Mayor David Lisnard, who called the burkini "the uniform of extremist Islamism, not of the Muslim religion," cited public order concerns in light of the July terrorist attack in nearby Nice, which left 80 people dead, and a subsequent attack on a Catholic church in northwest France, in a municipal ordinance forbidding swimwear that doesn't respect "good morals and secularism."
This could be bad news for some wealthy Arab Muslims, who descend on the city in the summer months to escape the heat in places like Dubai and Kuwait.
"Beachwear manifesting religious affiliation in an ostentatious way, while France and its religious sites are currently the target of terrorist attacks, could create the risk of disturbances to public order," says the ordinance, which will be in effect through August — peak vacation season in southern France.
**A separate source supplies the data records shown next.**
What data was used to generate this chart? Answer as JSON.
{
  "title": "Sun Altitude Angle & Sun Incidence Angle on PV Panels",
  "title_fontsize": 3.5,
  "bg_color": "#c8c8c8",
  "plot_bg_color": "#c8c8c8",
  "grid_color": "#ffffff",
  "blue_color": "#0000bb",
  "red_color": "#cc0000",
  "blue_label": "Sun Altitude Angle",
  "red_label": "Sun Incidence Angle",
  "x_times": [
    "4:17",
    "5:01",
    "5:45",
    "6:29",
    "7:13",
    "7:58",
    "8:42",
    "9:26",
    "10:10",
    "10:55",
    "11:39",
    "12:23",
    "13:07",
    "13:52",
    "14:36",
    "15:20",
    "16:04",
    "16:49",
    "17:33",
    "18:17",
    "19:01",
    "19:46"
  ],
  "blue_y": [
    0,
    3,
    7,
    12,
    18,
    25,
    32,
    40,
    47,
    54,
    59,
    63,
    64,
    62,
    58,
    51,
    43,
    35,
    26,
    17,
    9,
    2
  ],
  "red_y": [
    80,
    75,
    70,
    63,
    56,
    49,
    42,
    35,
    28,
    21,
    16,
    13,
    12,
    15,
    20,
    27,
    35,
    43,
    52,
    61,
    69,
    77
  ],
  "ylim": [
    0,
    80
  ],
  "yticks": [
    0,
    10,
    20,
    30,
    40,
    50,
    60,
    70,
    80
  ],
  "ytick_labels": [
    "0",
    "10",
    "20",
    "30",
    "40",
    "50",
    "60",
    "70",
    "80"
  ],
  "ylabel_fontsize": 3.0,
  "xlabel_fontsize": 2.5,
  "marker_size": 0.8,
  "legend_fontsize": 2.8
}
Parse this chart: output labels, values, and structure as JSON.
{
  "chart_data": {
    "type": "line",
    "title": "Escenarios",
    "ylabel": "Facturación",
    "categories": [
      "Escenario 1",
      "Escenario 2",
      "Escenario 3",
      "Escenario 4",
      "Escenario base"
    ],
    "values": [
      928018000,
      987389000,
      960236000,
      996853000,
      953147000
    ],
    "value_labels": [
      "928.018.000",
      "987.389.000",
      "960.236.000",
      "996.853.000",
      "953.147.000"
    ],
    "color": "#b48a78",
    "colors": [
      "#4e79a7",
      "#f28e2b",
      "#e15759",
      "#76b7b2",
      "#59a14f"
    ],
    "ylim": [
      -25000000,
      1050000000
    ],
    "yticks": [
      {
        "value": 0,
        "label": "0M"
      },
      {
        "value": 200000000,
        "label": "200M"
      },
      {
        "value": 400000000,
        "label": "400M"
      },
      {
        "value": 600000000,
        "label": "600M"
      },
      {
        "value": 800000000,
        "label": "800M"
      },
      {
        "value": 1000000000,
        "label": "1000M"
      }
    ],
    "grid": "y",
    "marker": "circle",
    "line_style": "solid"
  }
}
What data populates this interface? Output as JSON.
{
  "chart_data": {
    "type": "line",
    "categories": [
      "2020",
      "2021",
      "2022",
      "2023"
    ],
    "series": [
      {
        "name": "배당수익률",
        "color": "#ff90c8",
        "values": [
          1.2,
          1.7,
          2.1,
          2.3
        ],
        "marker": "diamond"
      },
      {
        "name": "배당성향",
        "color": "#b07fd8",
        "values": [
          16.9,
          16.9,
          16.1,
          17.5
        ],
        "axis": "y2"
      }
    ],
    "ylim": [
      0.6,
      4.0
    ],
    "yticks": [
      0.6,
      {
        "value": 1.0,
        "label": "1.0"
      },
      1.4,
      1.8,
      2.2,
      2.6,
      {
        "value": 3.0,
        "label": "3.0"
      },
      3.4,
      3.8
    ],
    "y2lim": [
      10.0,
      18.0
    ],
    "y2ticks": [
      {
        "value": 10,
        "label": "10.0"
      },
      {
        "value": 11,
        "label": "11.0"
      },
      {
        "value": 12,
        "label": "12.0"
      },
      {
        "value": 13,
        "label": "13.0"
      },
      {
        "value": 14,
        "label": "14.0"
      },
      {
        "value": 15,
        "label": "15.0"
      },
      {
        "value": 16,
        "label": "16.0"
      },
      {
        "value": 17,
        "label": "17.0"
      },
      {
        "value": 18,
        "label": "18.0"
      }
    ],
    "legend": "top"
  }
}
Other religious symbols, like the kippah and the cross, won't be affected by the ban, the mayor told local media. Neither will the hijab, which some Muslim women wear to cover their hair. The ban could also include saris worn by Indian women, however, because the long cloth could make it difficult for rescuers in case of an emergency, Lisnard told the Nice-Matin newspaper.
Before a fine of 38 euros ($42) is imposed, women wearing burkinis will be given the chance to either change or leave the beach. Since the rule came into effect on July 28 in the city — home to the prestigious Cannes Film Festival — no one's been apprehended.
This is yet another restriction on how Muslim women dress in France, home to about 5 million Muslims. The country was the first in Europe to ban burqas, which cover the length of the body, and niqabs, full veils for the face, in 2010.
A Marseilles waterpark, which arranged a burkini-only day earlier this week, cancelled the event in response to criticism from politicians, who said it contradicted France's secular values.
"I simply forbid a uniform that is the symbol of Islamic extremism," said Lisnard, according to the BBC. "We live in a common public space, there are rules to follow. "
The ban will be challenged in court by the Human Rights League, as well as the Collective Action Against Islamophobia in France, which expressed "deep concern about this new violation of the most elementary principles of law," and called Lisnard's argument "shocking."
One of several religious groups outraged by the ban, France's Southern Muslim federation also condemned "the illegal and abusive use of such procedures for the purpose of unique stigmatization and exclusion.